CBDQ-FM
- Labrador City, Newfoundland and Labrador; Canada;
- Broadcast area: Labrador City-Wabush
- Frequency: 96.3 MHz

Programming
- Format: News/Talk
- Network: CBC Radio One

Ownership
- Owner: Canadian Broadcasting Corporation
- Sister stations: Former: CBNLT

History
- First air date: 1984
- Former call signs: CBDQ (1984–1995)
- Former frequencies: 1490 kHz (1984–1995)

Technical information
- Class: A
- ERP: 255 watts
- Transmitter coordinates: 52°56′52.08″N 66°54′56.88″W﻿ / ﻿52.9478000°N 66.9158000°W

Links
- Website: CBC Newfoundland and Labrador

= CBDQ-FM =

Radio station in Newfoundland and Labrador, Canada

CBDQ-FM is a radio station broadcasting at 96.3 MHz from Labrador City, Newfoundland and Labrador, Canada, and is the local Radio One station of the Canadian Broadcasting Corporation. CBDQ has no rebroadcasters.

==History==
CBDQ began as a CBC Low Power Relay Transmitter (LPRT) on the AM band rebroadcasting CFGB Happy Valley-Goose Bay. By 1984 it was operating on 1490 kHz with 1,000 watts day/250 watts night.
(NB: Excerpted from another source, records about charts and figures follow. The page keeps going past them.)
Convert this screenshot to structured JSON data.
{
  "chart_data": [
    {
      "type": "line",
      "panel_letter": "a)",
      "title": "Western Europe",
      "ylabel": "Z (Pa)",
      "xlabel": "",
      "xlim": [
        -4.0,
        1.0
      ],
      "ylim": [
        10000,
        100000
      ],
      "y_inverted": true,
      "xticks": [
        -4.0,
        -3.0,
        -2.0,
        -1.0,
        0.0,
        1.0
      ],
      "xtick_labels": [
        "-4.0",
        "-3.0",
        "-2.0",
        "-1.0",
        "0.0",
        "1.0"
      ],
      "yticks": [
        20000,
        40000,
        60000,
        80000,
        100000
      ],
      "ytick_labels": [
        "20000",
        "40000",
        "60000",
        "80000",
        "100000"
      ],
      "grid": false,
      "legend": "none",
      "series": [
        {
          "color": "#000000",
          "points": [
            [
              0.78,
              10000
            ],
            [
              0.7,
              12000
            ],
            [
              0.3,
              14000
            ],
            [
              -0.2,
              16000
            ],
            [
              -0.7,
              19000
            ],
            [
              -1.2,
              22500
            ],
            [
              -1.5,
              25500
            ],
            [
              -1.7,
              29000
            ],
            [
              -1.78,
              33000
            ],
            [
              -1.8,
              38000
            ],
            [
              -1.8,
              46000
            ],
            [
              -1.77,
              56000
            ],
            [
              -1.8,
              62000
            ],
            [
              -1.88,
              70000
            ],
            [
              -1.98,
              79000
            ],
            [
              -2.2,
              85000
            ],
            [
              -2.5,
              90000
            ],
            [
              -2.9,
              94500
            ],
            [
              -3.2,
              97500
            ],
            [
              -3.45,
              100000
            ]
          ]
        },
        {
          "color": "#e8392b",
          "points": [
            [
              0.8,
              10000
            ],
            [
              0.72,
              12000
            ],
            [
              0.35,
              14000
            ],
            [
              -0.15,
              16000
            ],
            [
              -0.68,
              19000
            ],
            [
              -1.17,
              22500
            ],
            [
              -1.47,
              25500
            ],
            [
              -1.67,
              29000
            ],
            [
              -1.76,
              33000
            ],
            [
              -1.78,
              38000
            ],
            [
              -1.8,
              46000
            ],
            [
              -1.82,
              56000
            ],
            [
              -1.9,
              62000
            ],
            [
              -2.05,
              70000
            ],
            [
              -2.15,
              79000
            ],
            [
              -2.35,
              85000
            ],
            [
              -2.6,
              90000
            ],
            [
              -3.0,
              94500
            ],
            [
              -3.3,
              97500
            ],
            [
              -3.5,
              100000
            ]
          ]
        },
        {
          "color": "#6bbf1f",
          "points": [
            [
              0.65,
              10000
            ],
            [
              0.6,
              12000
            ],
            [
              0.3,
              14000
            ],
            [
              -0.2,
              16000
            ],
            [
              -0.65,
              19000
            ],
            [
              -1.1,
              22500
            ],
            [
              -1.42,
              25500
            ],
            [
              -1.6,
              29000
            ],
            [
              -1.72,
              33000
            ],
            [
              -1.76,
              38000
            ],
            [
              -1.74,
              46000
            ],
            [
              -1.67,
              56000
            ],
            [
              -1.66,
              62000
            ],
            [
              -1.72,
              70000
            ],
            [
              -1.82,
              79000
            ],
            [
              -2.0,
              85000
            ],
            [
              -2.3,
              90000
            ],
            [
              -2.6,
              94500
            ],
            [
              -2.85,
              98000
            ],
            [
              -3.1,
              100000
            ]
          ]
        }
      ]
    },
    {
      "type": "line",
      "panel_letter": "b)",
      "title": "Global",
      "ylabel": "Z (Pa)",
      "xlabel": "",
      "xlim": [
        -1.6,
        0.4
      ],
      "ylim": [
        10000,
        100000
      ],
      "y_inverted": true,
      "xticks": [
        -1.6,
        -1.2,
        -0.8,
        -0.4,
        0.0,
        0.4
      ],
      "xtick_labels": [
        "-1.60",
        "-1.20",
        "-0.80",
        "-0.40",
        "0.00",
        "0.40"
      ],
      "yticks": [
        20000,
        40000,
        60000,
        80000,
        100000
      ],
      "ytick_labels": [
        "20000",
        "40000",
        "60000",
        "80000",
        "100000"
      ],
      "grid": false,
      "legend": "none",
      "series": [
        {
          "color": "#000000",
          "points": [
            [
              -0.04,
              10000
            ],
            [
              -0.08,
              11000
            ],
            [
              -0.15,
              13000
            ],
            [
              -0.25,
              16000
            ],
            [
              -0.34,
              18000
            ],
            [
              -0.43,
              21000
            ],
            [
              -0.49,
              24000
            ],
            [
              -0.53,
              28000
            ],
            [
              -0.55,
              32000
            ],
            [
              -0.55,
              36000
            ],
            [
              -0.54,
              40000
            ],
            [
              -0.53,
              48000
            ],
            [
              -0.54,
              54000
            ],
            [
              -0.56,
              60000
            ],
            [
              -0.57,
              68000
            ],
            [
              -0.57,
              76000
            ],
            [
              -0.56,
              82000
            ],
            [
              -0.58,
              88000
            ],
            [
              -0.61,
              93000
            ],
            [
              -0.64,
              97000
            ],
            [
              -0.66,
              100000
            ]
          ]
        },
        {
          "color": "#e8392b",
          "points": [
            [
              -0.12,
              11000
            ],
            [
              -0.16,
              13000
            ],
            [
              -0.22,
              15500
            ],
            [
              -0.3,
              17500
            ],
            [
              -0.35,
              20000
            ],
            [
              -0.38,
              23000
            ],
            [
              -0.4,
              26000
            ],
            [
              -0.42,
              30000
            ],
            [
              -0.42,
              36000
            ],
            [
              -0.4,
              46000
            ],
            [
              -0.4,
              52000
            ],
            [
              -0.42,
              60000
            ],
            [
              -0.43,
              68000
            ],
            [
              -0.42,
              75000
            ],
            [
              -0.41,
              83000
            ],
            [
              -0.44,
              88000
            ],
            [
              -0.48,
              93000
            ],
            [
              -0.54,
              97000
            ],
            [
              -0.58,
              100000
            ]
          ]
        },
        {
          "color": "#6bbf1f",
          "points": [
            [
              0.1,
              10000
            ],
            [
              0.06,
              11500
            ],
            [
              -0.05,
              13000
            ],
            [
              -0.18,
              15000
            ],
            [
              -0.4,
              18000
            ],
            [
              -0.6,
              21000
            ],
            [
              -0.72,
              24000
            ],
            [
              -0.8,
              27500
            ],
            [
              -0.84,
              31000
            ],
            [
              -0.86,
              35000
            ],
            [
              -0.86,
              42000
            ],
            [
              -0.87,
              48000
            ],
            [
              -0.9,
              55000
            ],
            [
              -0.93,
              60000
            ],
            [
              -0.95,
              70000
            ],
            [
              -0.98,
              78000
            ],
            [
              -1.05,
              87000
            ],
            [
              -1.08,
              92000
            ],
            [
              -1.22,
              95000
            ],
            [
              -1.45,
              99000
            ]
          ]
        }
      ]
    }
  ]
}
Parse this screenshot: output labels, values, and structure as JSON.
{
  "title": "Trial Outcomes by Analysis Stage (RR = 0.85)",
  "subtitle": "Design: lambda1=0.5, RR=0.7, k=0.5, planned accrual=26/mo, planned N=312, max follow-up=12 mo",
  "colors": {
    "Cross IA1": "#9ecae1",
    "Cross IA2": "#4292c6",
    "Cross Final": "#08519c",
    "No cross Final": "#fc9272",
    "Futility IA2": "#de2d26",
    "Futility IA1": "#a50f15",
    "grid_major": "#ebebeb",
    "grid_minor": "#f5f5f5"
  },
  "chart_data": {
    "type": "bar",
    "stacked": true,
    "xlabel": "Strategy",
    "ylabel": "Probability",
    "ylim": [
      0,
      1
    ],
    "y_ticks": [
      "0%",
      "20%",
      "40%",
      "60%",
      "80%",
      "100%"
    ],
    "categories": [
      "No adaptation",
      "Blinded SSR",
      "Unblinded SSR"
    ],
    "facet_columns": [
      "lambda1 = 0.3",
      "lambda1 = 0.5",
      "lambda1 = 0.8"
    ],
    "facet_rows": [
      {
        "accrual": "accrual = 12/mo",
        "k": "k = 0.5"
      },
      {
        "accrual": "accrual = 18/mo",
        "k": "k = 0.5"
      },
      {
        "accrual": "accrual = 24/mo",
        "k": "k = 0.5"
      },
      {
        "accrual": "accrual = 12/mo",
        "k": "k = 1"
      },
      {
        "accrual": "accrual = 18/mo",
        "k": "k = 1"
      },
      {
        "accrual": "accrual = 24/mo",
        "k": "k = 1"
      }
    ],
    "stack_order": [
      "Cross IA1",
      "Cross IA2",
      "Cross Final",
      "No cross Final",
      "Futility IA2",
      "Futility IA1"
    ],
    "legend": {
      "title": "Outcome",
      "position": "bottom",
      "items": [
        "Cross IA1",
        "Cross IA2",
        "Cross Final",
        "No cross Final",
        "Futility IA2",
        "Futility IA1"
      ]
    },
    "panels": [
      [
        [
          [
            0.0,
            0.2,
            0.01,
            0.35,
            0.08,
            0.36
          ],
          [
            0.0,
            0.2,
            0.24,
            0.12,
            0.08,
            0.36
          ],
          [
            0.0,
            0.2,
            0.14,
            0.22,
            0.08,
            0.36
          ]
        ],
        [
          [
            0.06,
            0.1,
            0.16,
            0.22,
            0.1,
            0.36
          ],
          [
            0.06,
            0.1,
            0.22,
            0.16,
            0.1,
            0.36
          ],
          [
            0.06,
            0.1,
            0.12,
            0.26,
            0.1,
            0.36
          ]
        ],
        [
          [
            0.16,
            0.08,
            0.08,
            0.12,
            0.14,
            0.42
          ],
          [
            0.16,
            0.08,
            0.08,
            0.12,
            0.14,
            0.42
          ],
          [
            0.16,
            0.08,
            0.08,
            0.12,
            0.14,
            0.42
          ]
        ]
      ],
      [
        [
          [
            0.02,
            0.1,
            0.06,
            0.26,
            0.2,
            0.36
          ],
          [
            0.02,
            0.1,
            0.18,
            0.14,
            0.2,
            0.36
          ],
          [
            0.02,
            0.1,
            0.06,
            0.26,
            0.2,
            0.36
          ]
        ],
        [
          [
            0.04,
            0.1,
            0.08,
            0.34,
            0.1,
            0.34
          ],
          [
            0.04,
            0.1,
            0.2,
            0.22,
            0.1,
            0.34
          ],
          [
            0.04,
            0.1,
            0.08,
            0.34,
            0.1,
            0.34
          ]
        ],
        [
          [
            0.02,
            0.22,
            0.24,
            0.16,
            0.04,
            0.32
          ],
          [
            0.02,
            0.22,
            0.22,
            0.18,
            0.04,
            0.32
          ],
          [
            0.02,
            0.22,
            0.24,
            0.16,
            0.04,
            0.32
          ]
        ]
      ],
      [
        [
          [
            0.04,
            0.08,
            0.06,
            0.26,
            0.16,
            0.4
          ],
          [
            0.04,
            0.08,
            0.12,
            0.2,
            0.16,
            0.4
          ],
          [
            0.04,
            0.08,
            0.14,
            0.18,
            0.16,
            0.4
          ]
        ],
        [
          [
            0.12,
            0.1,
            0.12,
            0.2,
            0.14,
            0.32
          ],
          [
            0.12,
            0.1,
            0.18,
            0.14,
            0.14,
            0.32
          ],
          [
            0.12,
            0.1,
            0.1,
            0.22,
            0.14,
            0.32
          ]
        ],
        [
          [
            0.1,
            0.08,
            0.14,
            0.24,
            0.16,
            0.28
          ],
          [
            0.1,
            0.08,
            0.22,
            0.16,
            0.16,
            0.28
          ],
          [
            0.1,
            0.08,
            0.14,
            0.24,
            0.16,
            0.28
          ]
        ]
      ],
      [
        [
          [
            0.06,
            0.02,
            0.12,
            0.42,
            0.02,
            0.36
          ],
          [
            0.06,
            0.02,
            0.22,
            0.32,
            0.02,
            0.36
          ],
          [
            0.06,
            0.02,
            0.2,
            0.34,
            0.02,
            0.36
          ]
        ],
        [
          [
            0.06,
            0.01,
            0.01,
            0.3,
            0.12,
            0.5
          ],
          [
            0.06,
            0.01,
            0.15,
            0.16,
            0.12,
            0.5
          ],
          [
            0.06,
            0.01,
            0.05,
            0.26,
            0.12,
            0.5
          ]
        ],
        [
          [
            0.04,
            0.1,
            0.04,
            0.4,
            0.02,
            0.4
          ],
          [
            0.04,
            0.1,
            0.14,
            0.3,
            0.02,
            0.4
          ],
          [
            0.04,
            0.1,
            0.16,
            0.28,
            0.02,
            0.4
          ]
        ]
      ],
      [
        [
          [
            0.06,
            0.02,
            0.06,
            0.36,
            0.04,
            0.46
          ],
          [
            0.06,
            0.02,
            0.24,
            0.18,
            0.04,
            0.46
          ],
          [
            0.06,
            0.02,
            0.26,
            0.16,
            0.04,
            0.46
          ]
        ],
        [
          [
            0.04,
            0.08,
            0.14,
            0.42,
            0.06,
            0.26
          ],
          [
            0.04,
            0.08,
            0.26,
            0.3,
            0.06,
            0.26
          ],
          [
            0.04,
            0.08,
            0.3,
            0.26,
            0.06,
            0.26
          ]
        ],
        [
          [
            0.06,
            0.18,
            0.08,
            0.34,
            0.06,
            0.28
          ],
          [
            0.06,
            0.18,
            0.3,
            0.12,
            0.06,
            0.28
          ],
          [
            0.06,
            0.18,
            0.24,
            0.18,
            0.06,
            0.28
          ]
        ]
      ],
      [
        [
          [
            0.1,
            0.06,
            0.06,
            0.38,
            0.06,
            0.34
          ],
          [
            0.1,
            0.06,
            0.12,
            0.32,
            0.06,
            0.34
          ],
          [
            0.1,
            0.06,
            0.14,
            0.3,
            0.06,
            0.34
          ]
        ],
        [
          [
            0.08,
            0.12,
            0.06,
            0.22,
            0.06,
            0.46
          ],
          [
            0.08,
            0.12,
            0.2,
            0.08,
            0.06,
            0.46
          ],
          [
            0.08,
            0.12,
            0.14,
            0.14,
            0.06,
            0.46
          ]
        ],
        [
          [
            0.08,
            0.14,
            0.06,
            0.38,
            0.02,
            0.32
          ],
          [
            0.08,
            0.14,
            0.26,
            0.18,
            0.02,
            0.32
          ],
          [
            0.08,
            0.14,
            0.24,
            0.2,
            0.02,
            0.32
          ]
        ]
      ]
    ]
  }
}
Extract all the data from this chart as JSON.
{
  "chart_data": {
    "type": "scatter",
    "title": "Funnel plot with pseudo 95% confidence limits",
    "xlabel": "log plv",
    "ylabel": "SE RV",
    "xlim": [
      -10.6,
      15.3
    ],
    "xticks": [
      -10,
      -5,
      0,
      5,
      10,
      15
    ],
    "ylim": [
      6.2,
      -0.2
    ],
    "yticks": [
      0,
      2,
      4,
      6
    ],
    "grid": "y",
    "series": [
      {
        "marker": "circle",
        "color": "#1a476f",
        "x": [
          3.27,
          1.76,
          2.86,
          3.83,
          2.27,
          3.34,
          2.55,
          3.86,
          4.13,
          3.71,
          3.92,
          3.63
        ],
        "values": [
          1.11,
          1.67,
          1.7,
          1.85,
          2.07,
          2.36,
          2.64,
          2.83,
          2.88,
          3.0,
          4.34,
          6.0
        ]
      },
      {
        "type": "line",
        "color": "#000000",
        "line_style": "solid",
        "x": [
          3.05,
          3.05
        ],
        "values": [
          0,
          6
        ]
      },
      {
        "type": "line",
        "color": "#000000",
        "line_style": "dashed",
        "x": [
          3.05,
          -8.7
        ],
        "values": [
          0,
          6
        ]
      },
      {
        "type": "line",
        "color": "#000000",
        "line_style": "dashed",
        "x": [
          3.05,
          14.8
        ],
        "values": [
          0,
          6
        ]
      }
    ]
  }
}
In 1994, CBDQ was granted a separate licence to originate programming. In 1996, the station switched to 96.3 MHz and the call sign was then changed to CBDQ-FM.

==Local programming==
CBDQ contributes reports to CFGB-FM Happy Valley-Goose Bay during the local morning show, Labrador Morning hosted by Janice Goudie.

For the remainder of local programming blocks within the CBC Radio One schedule, CBDQ broadcasts programming from CBN in St. John's.